Homélie du Dimanche des Rameaux 2 avril 2017 prononcée par Mgr Luc Crepy, évêque du Puy-en-Velay, en la cathédrale Notre-Dame du Puy.

Ce grand récit de la Passion inaugure, ouvre notre Semaine Sainte. Il nous faut tout au long de ce temps privilégié qui nous conduit vers Pâques, laisser résonner en nous ce récit où Jésus jusqu’au bout affronte la mort en croix. Il sera bon de méditer sur ce dernier repas où Jésus rassemble ses disciples et leur laisse le mémorial de sa passion et de sa résurrection ; de méditer sur le procès injuste qui lui est fait, sur le reniement ou la peur de ses disciples qui l’abandonnent. Il sera bon de méditer sur la solitude de Jésus à Gethsémani, de contempler Jésus crucifié, la souffrance de Marie et les moqueries des passants. N’allons pas trop vite à Pâques mais prenons le temps de vivre jour après jour ce grand récit de la Passion du Christ.

Dans la passion du Christ, nous voyons – croyons – comment Dieu se fait homme en Jésus Christ.
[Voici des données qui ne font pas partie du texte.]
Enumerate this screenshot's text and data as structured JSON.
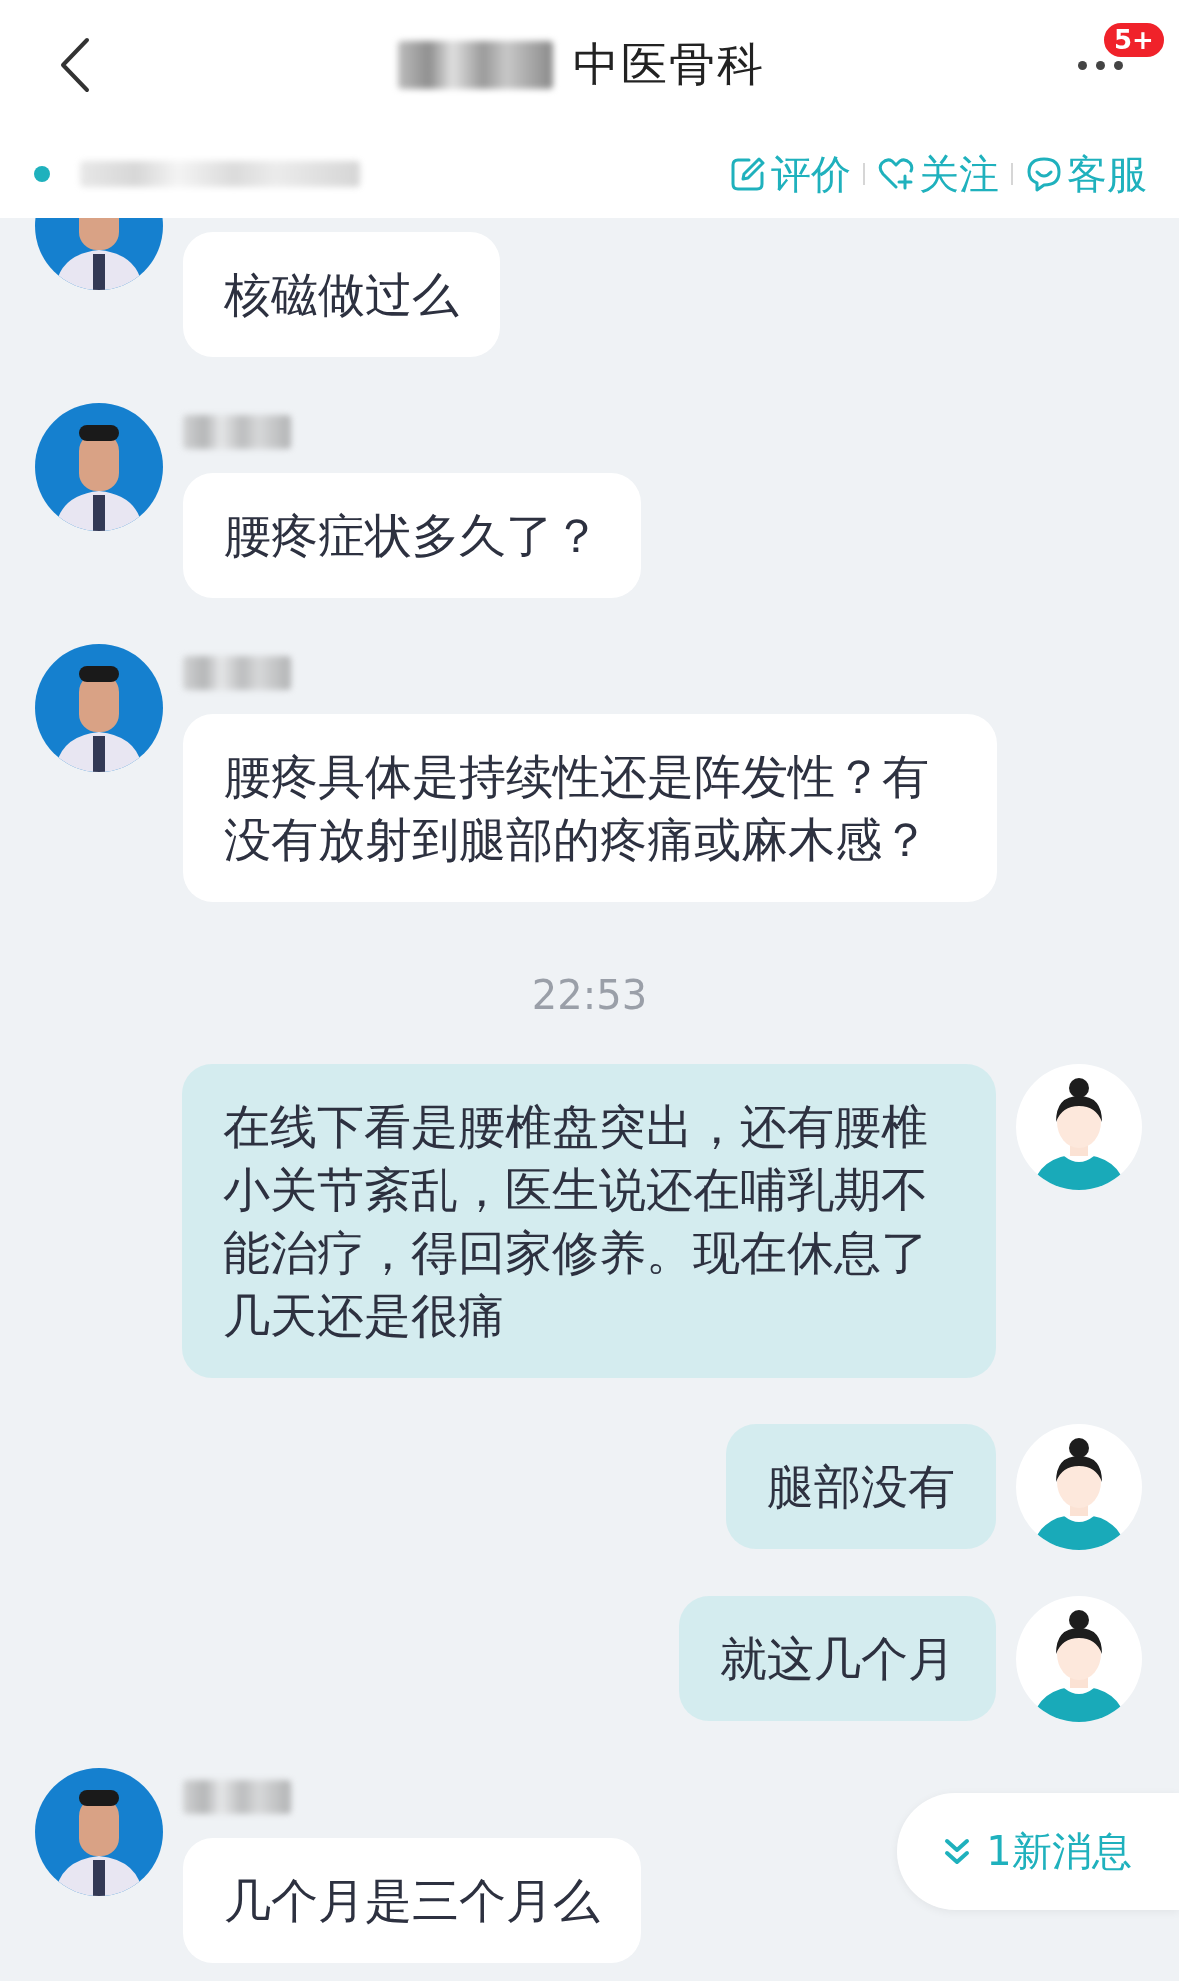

Quand Dieu vient partager notre humanité, quand Dieu vient marcher avec nous, Dieu épouse pleinement notre humanité dans tout ce qu’elle a de beau mais aussi dans tout ce qu’elle a de tragique, d’injuste, de souffrance et de désespoir. L’Incarnation n’est pas juste une simple descente de Dieu sur terre comme dans les mythologies anciennes où les dieux venaient faire un petit tour chez les humains et repartaient. Non, dans l’Incarnation, le Fils de Dieu, le Christ se fait pleinement, totalement homme et vit notre humanité dans toutes ses dimensions jusqu’à la mort. L’humanité de Dieu en Jésus est une humanité pleine, dense, à la fois heureuse, à la fois tragique… une humanité qui rencontre les malades, les exclus, ceux qui pleurent et souffrent… à la fois ceux qui cherchent du sens à leur vie… à la fois ceux qui construisent une existence heureuse. C’est ce que nous dit saint Paul dans la lettre aux Philippiens : « Le Christ Jésus, ayant la condition de Dieu, ne retint pas jalousement le rang qui l’égalait à Dieu. Mais il s’est anéanti, prenant la condition de serviteur, devenant semblable aux hommes. Reconnu homme à son aspect, il s’est abaissé, devenant obéissant jusqu’à la mort, et la mort de la croix ». (cf. Ph 2, 6-11)

Face à la question du mal qui traverse toute l’histoire des hommes, pourquoi Dieu permet-il le mal ? Dans la foi, nous n’apportons pas la réponse à la question du mal, mais nous confessons que Jésus Christ, pleinement homme et pleinement Dieu, a affronté le mal, a subi le mal dans sa propre chair, n’a pas cherché à répondre au mal par la violence ou la force mais a vaincu le mal par l’amour, par le pardon, par le don de soi jusqu’à la mort.

Notre foi ne donne pas une réponse théorique à la grande question du mal, elle invite chacun à accueillir, dans la mort et la résurrection du Christ, l’expression même de la Bonne Nouvelle : Dieu, en épousant notre humanité dans ce qu’elle de plus tragique, lui ouvre un chemin d’espérance et de rédemption. C’est un chemin offert à tous, où le mal n’est pas le dernier mot de l’existence humaine, mais l’amour donné jusqu’au bout.

Et ici, en la cathédrale Notre-Dame du Puy, la grande tradition des jubilés rappelle à tous que l’Incarnation de Dieu (25 mars) est inséparable de la Passion (Vendredi saint). Marie en est la plus belle figure, elle qui a formé le Christ en sa chair, elle qui l’accompagne au pied de la croix. Elle est le témoin privilégié que quand Dieu s’incarne, de la naissance à la mort, il épouse toute notre humanité dans ce qu’elle a de plus beau et de plus terrible. Demandons ainsi à Marie de nous accompagner tout au long de la Semaine Sainte, de la Croix au tombeau vide.